In previous studies conducted in the Chinese population, rs1047735 SNP showed no relationship with glioma and infertility [2829]. It also showed no relationship with Parkinson's disease [26]. Furthermore, there are no studies investigating the clinical role of rs2293044 SNP. Like these previous studies, we also found no clinical importance for these two SNPs. Further study is required to determine whether rs1047735 SNP and rs2293044 SNP play a clinical role.
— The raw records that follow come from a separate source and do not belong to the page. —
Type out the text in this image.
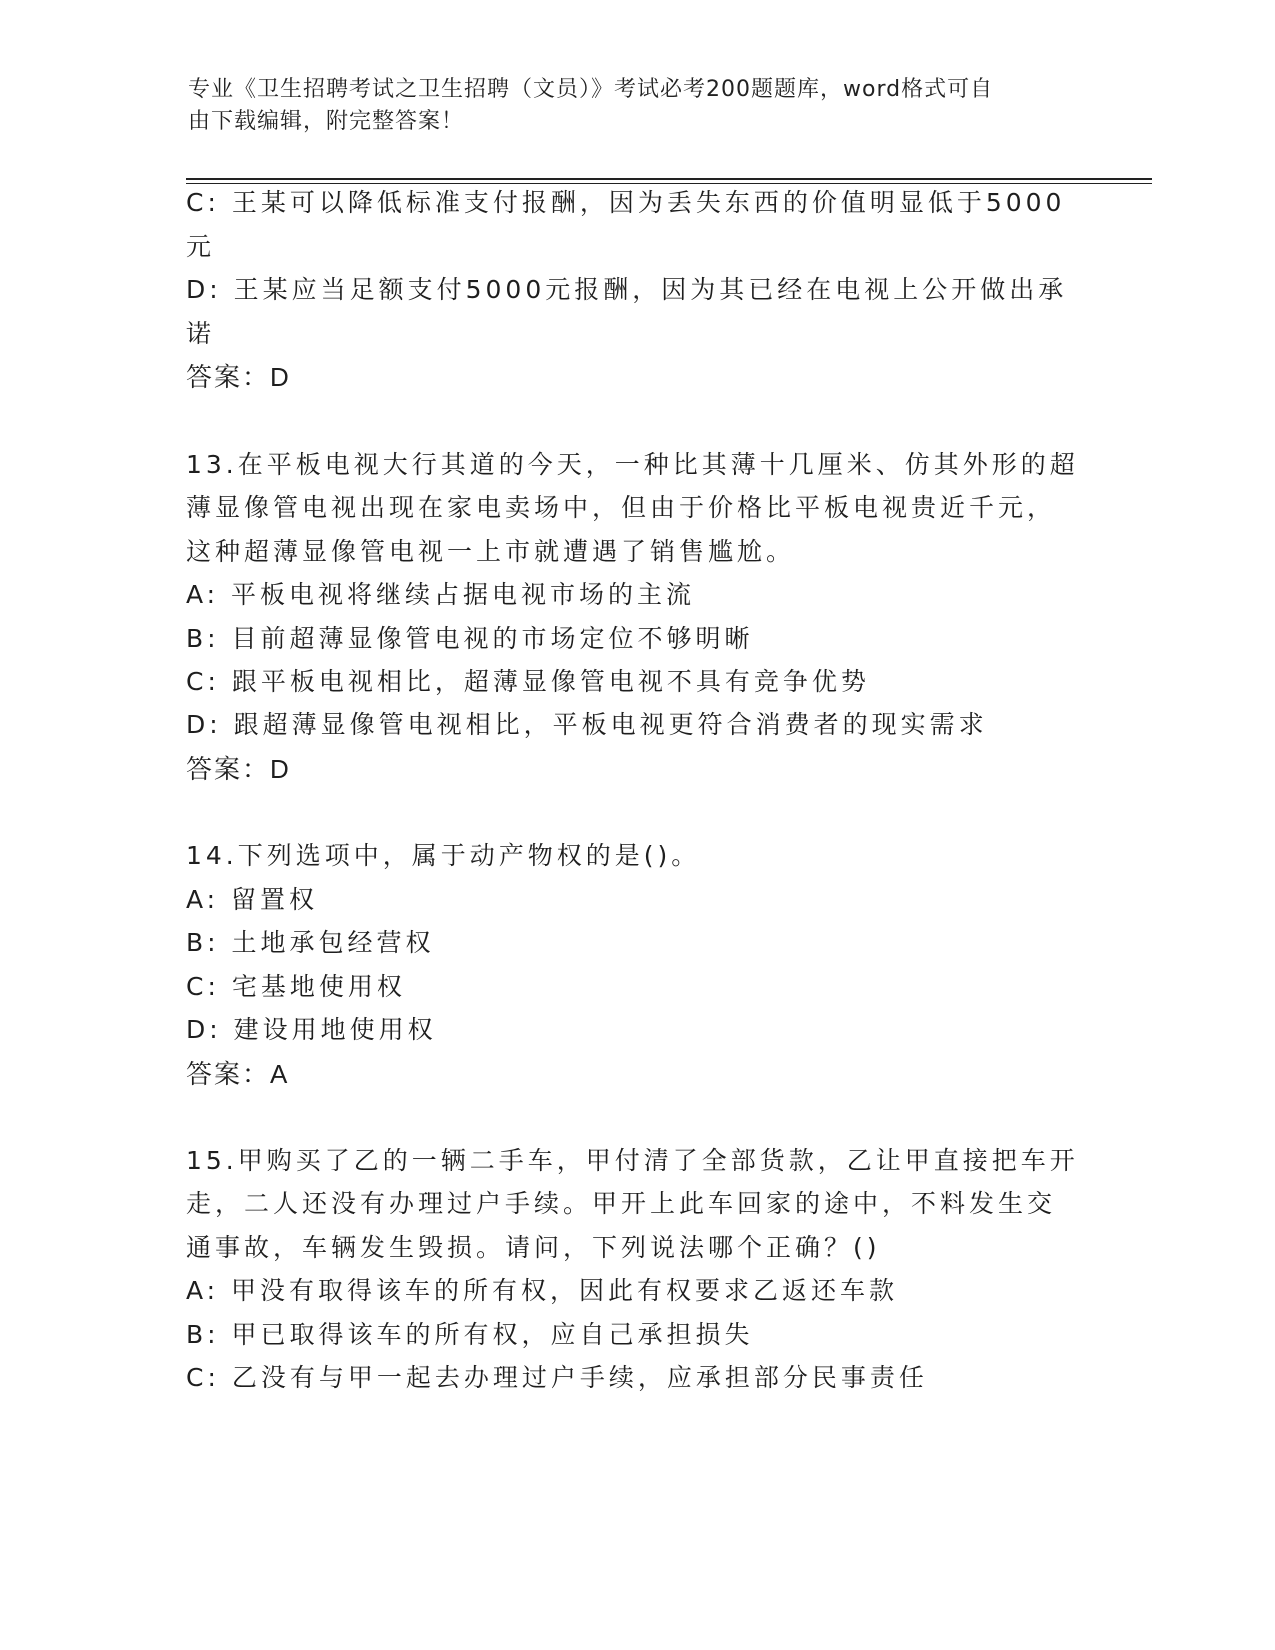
专业《卫生招聘考试之卫生招聘（文员）》考试必考200题题库，word格式可自
由下载编辑，附完整答案！
C: 王某可以降低标准支付报酬，因为丢失东西的价值明显低于5000
元
D: 王某应当足额支付5000元报酬，因为其已经在电视上公开做出承
诺
答案：D
13.在平板电视大行其道的今天，一种比其薄十几厘米、仿其外形的超
薄显像管电视出现在家电卖场中，但由于价格比平板电视贵近千元，
这种超薄显像管电视一上市就遭遇了销售尴尬。
A: 平板电视将继续占据电视市场的主流
B: 目前超薄显像管电视的市场定位不够明晰
C: 跟平板电视相比，超薄显像管电视不具有竞争优势
D: 跟超薄显像管电视相比，平板电视更符合消费者的现实需求
答案：D
14.下列选项中，属于动产物权的是()。
A: 留置权
B: 土地承包经营权
C: 宅基地使用权
D: 建设用地使用权
答案：A
15.甲购买了乙的一辆二手车，甲付清了全部货款，乙让甲直接把车开
走，二人还没有办理过户手续。甲开上此车回家的途中，不料发生交
通事故，车辆发生毁损。请问，下列说法哪个正确？()
A: 甲没有取得该车的所有权，因此有权要求乙返还车款
B: 甲已取得该车的所有权，应自己承担损失
C: 乙没有与甲一起去办理过户手续，应承担部分民事责任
In our study, 121 IS patients were enrolled. Compared to previous studies evaluating SNPs, the sample size is small and therefore our results need to be replicated in other populations. Another limitation of this study is that although NIHSS and MBI are one of the most widely used scales to measure stroke outcome, stroke outcome is influenced by multiple factors including rehabilitation treatment and pharmacotherapy, which were not assessed in our study.
In conclusion, we observed the association between clinical phenotype and coding polymorphisms (rs2293054, Ile734Ile) in the NOS1 gene in the Korean population. These results suggest that NOS1 gene may affect susceptibility to clinical phenotypes of IS.
ACKNOWLEDGMENTS
This research was supported by the Kyung Hee University Research Fund in 2006 (No. KHU-20060452).
Notes
CONFLICT OF INTEREST: No potential conflict of interest relevant to this article was reported.